You should make sure that the relative that you ask to look after your cat on your death is both suitable and committed to the task. Common sense says that you have to discuss the matter in some depth with them beforehand. Suitability concerns the lifestyle of the individual, their attitude towards cats and their accommodation. Other factors might include whether the person they live with is also suited. When you think about it it can be quite complicated.
Of course, you want certainty for your cat on your passing but I don’t think you can achieve certainty. What you can achieve is the best possible outcome based upon the information that you have at the time.
It seems that there is a risk that your cat might be euthanised at a shelter which is why asking a relative to take over is theoretically better. This possibility arises because it is perhaps likely that an elderly person will be living with an elderly cat. Elderly cats are not favourites for adoption at shelters. Depending upon the ethos of the shelter concern, elderly cats might be euthanised if no adopters come forward.
There is little story in the news media which sort of highlights the kind of problem that might transpire. It concerns one of three sisters who moved in with her sick father when she was 28.
Her father had a dying wish for her: he asked her to take care of his to cats. She felt honoured to take on the task and so she agreed. He died in March and she brought his to cats to her London flat.
She found the task of looking after his cats difficult. She said, “But it’s been a struggle. They wrecked my furniture and regularly go missing for days.”
Her two sisters, when they visit her, tell her how badly she is caring for their father’s cats. Her sisters see a connection with their deceased father in his cats and it upsets them if they believe that they are not being cared for properly.

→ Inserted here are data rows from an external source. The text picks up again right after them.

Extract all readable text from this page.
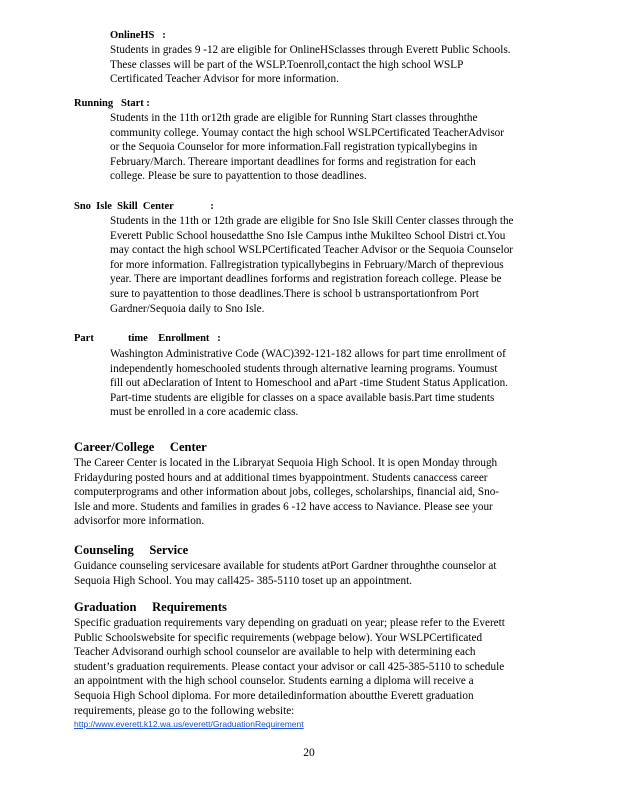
OnlineHS   :
Students in grades 9 -12 are eligible for OnlineHSclasses through Everett Public Schools.
These classes will be part of the WSLP.Toenroll,contact the high school WSLP
Certificated Teacher Advisor for more information.
Running   Start :
Students in the 11th or12th grade are eligible for Running Start classes throughthe
community college. Youmay contact the high school WSLPCertificated TeacherAdvisor
or the Sequoia Counselor for more information.Fall registration typicallybegins in
February/March. Thereare important deadlines for forms and registration for each
college. Please be sure to payattention to those deadlines.
Sno  Isle  Skill  Center              :
Students in the 11th or 12th grade are eligible for Sno Isle Skill Center classes through the
Everett Public School housedatthe Sno Isle Campus inthe Mukilteo School Distri ct.You
may contact the high school WSLPCertificated Teacher Advisor or the Sequoia Counselor
for more information. Fallregistration typicallybegins in February/March of theprevious
year. There are important deadlines forforms and registration foreach college. Please be
sure to payattention to those deadlines.There is school b ustransportationfrom Port
Gardner/Sequoia daily to Sno Isle.
Part             time    Enrollment   :
Washington Administrative Code (WAC)392-121-182 allows for part time enrollment of
independently homeschooled students through alternative learning programs. Youmust
fill out aDeclaration of Intent to Homeschool and aPart -time Student Status Application.
Part-time students are eligible for classes on a space available basis.Part time students
must be enrolled in a core academic class.
Career/College     Center
The Career Center is located in the Libraryat Sequoia High School. It is open Monday through
Fridayduring posted hours and at additional times byappointment. Students canaccess career
computerprograms and other information about jobs, colleges, scholarships, financial aid, Sno-
Isle and more. Students and families in grades 6 -12 have access to Naviance. Please see your
advisorfor more information.
Counseling     Service
Guidance counseling servicesare available for students atPort Gardner throughthe counselor at
Sequoia High School. You may call425- 385-5110 toset up an appointment.
Graduation     Requirements
Specific graduation requirements vary depending on graduati on year; please refer to the Everett
Public Schoolswebsite for specific requirements (webpage below). Your WSLPCertificated
Teacher Advisorand ourhigh school counselor are available to help with determining each
student’s graduation requirements. Please contact your advisor or call 425-385-5110 to schedule
an appointment with the high school counselor. Students earning a diploma will receive a
Sequoia High School diploma. For more detailedinformation aboutthe Everett graduation
requirements, please go to the following website:
http://www.everett.k12.wa.us/everett/GraduationRequirement
20
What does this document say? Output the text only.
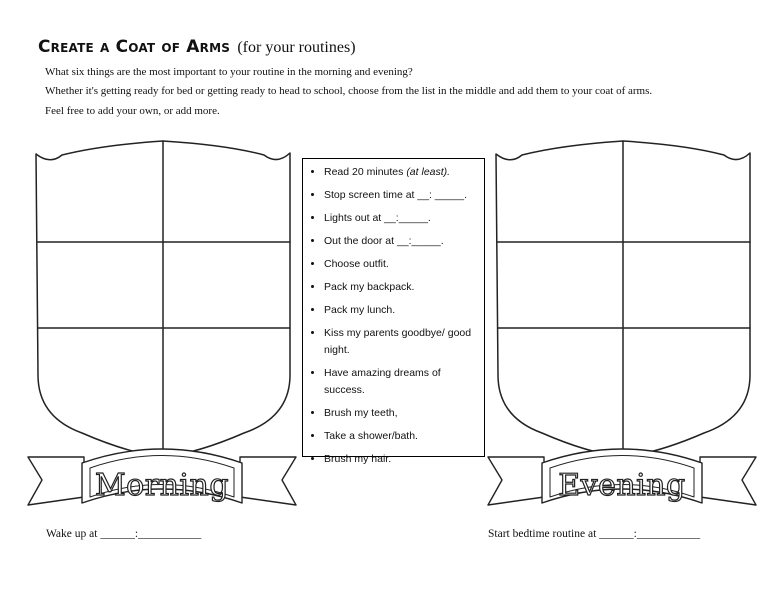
Create a Coat of Arms (for your routines)

What six things are the most important to your routine in the morning and evening?

Whether it's getting ready for bed or getting ready to head to school, choose from the list in the middle and add them to your coat of arms.

Feel free to add your own, or add more.

Morning
• Read 20 minutes (at least).
• Stop screen time at __: _____.
• Lights out at __:_____.
• Out the door at __:_____.
• Choose outfit.
• Pack my backpack.
• Pack my lunch.
• Kiss my parents goodbye/ good night.
• Have amazing dreams of success.
• Brush my teeth,
• Take a shower/bath.
• Brush my hair.
Evening
Wake up at ______:___________	Start bedtime routine at ______:___________
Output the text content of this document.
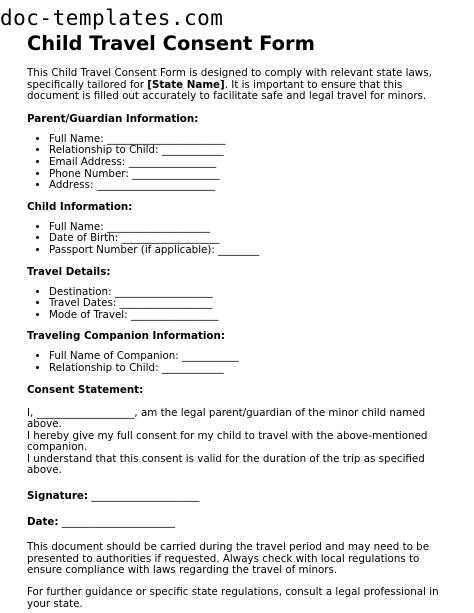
doc-templates.com
Child Travel Consent Form

This Child Travel Consent Form is designed to comply with relevant state laws, specifically tailored for [State Name]. It is important to ensure that this document is filled out accurately to facilitate safe and legal travel for minors.

Parent/Guardian Information:
• Full Name: _______________________
• Relationship to Child: ____________
• Email Address: _________________
• Phone Number: _________________
• Address: _______________________
Child Information:
• Full Name: ____________________
• Date of Birth: ___________________
• Passport Number (if applicable): ________
Travel Details:
• Destination: ___________________
• Travel Dates: __________________
• Mode of Travel: _________________
Traveling Companion Information:
• Full Name of Companion: ___________
• Relationship to Child: ____________
Consent Statement:

I, ___________________, am the legal parent/guardian of the minor child named above.

I hereby give my full consent for my child to travel with the above-mentioned companion.

I understand that this consent is valid for the duration of the trip as specified above.

Signature: _____________________

Date: ______________________

This document should be carried during the travel period and may need to be presented to authorities if requested. Always check with local regulations to ensure compliance with laws regarding the travel of minors.

For further guidance or specific state regulations, consult a legal professional in your state.
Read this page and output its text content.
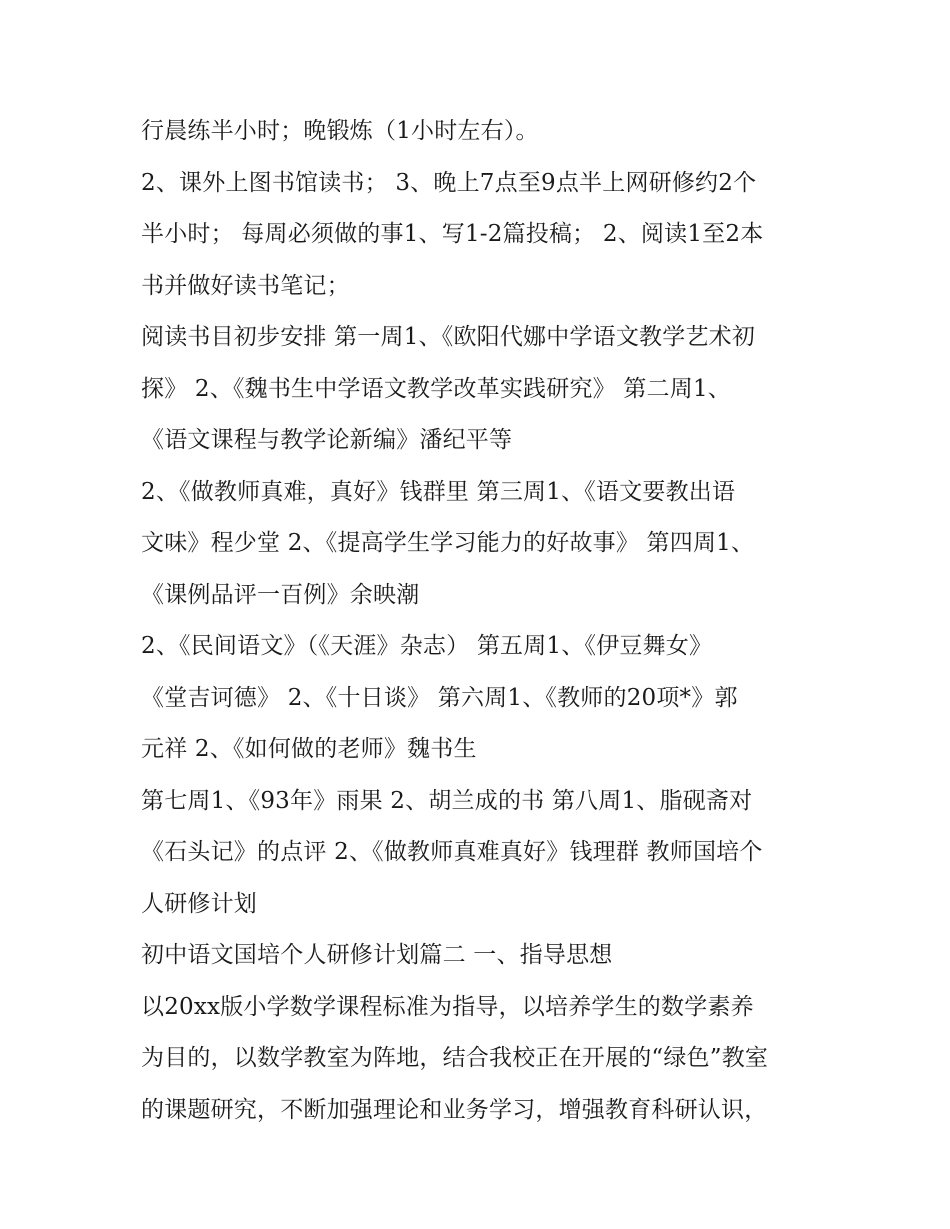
行晨练半小时；晚锻炼（1小时左右）。
2、课外上图书馆读书； 3、晚上7点至9点半上网研修约2个
半小时； 每周必须做的事1、写1-2篇投稿； 2、阅读1至2本
书并做好读书笔记；
阅读书目初步安排 第一周1、《欧阳代娜中学语文教学艺术初
探》 2、《魏书生中学语文教学改革实践研究》 第二周1、
《语文课程与教学论新编》潘纪平等
2、《做教师真难，真好》钱群里 第三周1、《语文要教出语
文味》程少堂 2、《提高学生学习能力的好故事》 第四周1、
《课例品评一百例》余映潮
2、《民间语文》（《天涯》杂志） 第五周1、《伊豆舞女》
《堂吉诃德》 2、《十日谈》 第六周1、《教师的20项*》郭
元祥 2、《如何做的老师》魏书生
第七周1、《93年》雨果 2、胡兰成的书 第八周1、脂砚斋对
《石头记》的点评 2、《做教师真难真好》钱理群 教师国培个
人研修计划
初中语文国培个人研修计划篇二 一、指导思想
以20xx版小学数学课程标准为指导，以培养学生的数学素养
为目的，以数学教室为阵地，结合我校正在开展的“绿色”教室
的课题研究，不断加强理论和业务学习，增强教育科研认识，
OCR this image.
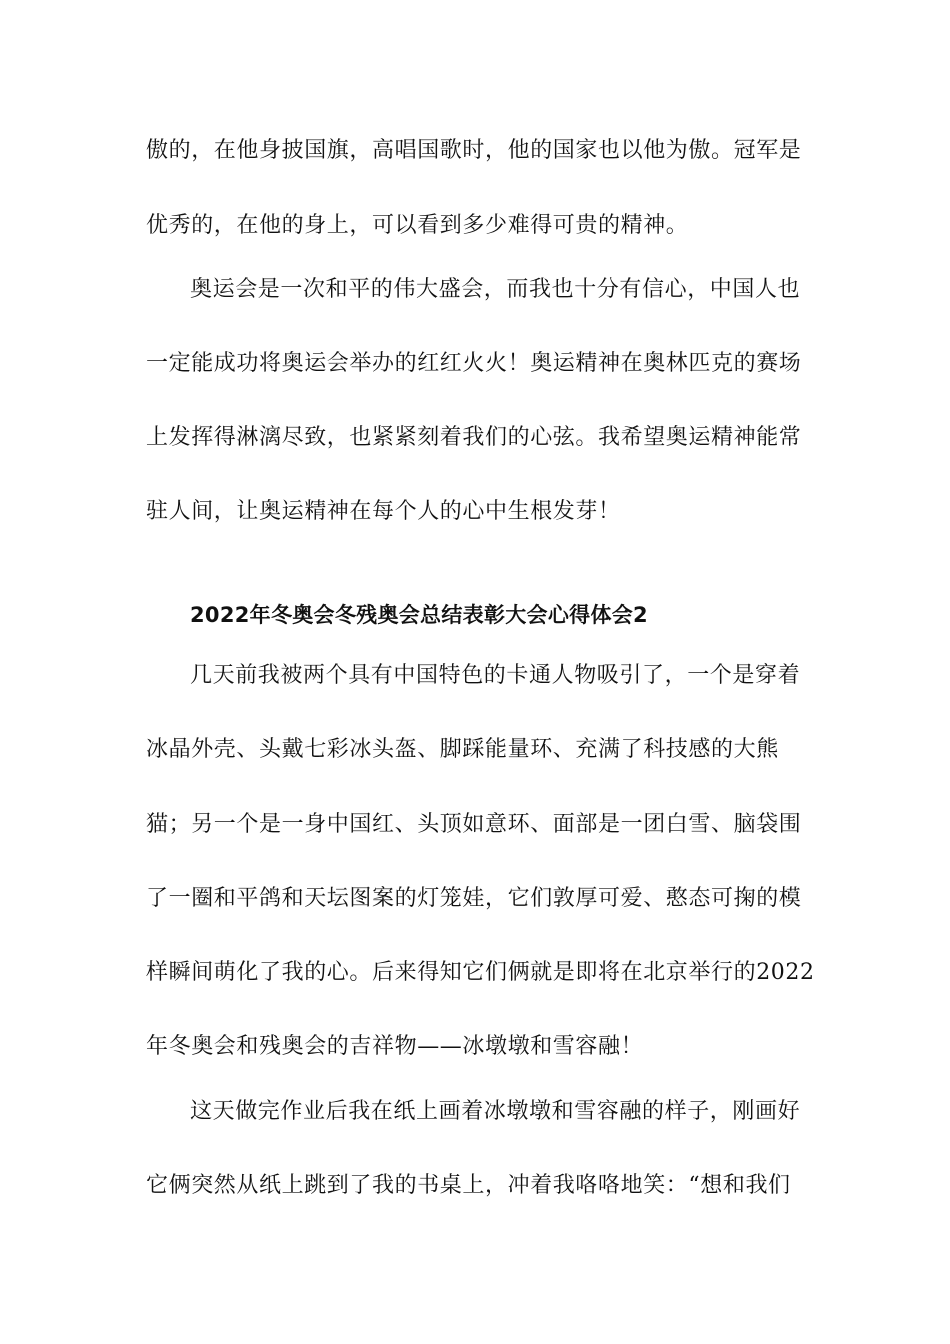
傲的，在他身披国旗，高唱国歌时，他的国家也以他为傲。冠军是
优秀的，在他的身上，可以看到多少难得可贵的精神。
奥运会是一次和平的伟大盛会，而我也十分有信心，中国人也
一定能成功将奥运会举办的红红火火！奥运精神在奥林匹克的赛场
上发挥得淋漓尽致，也紧紧刻着我们的心弦。我希望奥运精神能常
驻人间，让奥运精神在每个人的心中生根发芽！
2022年冬奥会冬残奥会总结表彰大会心得体会2
几天前我被两个具有中国特色的卡通人物吸引了，一个是穿着
冰晶外壳、头戴七彩冰头盔、脚踩能量环、充满了科技感的大熊
猫；另一个是一身中国红、头顶如意环、面部是一团白雪、脑袋围
了一圈和平鸽和天坛图案的灯笼娃，它们敦厚可爱、憨态可掬的模
样瞬间萌化了我的心。后来得知它们俩就是即将在北京举行的2022
年冬奥会和残奥会的吉祥物——冰墩墩和雪容融！
这天做完作业后我在纸上画着冰墩墩和雪容融的样子，刚画好
它俩突然从纸上跳到了我的书桌上，冲着我咯咯地笑：“想和我们
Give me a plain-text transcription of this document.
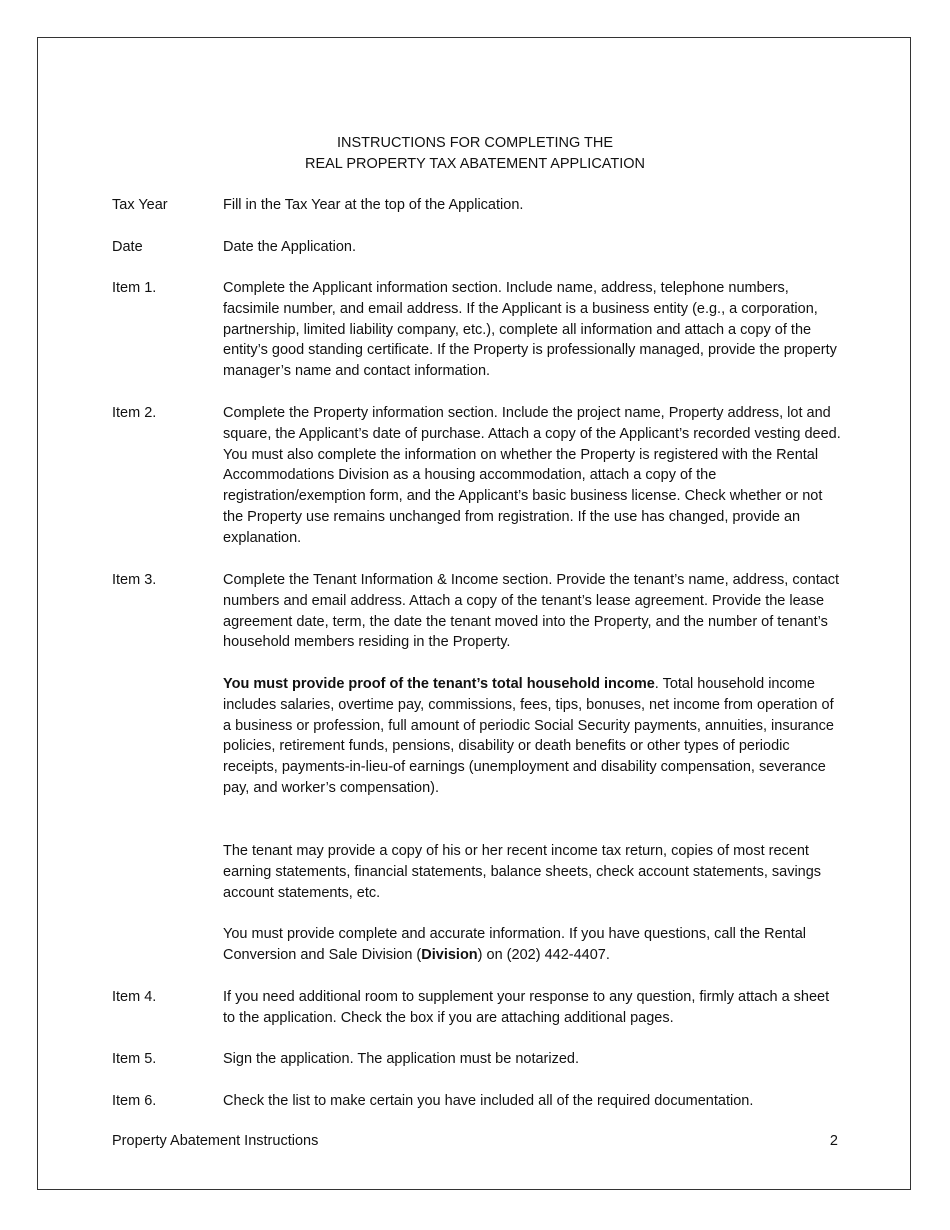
INSTRUCTIONS FOR COMPLETING THE
REAL PROPERTY TAX ABATEMENT APPLICATION
Tax Year	Fill in the Tax Year at the top of the Application.
Date	Date the Application.
Item 1.	Complete the Applicant information section. Include name, address, telephone numbers, facsimile number, and email address. If the Applicant is a business entity (e.g., a corporation, partnership, limited liability company, etc.), complete all information and attach a copy of the entity’s good standing certificate. If the Property is professionally managed, provide the property manager’s name and contact information.
Item 2.	Complete the Property information section. Include the project name, Property address, lot and square, the Applicant’s date of purchase. Attach a copy of the Applicant’s recorded vesting deed. You must also complete the information on whether the Property is registered with the Rental Accommodations Division as a housing accommodation, attach a copy of the registration/exemption form, and the Applicant’s basic business license. Check whether or not the Property use remains unchanged from registration. If the use has changed, provide an explanation.
Item 3.	Complete the Tenant Information & Income section. Provide the tenant’s name, address, contact numbers and email address. Attach a copy of the tenant’s lease agreement. Provide the lease agreement date, term, the date the tenant moved into the Property, and the number of tenant’s household members residing in the Property.
You must provide proof of the tenant’s total household income. Total household income includes salaries, overtime pay, commissions, fees, tips, bonuses, net income from operation of a business or profession, full amount of periodic Social Security payments, annuities, insurance policies, retirement funds, pensions, disability or death benefits or other types of periodic receipts, payments-in-lieu-of earnings (unemployment and disability compensation, severance pay, and worker’s compensation).
The tenant may provide a copy of his or her recent income tax return, copies of most recent earning statements, financial statements, balance sheets, check account statements, savings account statements, etc.
You must provide complete and accurate information. If you have questions, call the Rental Conversion and Sale Division (Division) on (202) 442-4407.
Item 4.	If you need additional room to supplement your response to any question, firmly attach a sheet to the application. Check the box if you are attaching additional pages.
Item 5.	Sign the application. The application must be notarized.
Item 6.	Check the list to make certain you have included all of the required documentation.
Property Abatement Instructions	2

There may be some friction between the sisters as a result.
The woman was keen to help her father but has discovered that she is not quite suited to the task and neither, I will presume, is her lifestyle or property. It does not surprise me that the cats go missing. They have been relocated to a strange place. I suspect that they lived in a house when they lived with her father. They would have been well settled and now they are in an apartment. You feel that they are at risk of, for example, being run over by a vehicle bearing in mind the heavy traffic in London. It didn’t work out which is disappointing. I wonder what she will do?
Perhaps she should seek the involvement of her two sisters who are criticising her? Perhaps they can help tangibly rather than simply passing judgement. A lot of elderly people who have lived with a cat all their lives decide to cease this human-to-cat relationship well before their predicted death (a difficult task) in order to avoid the above.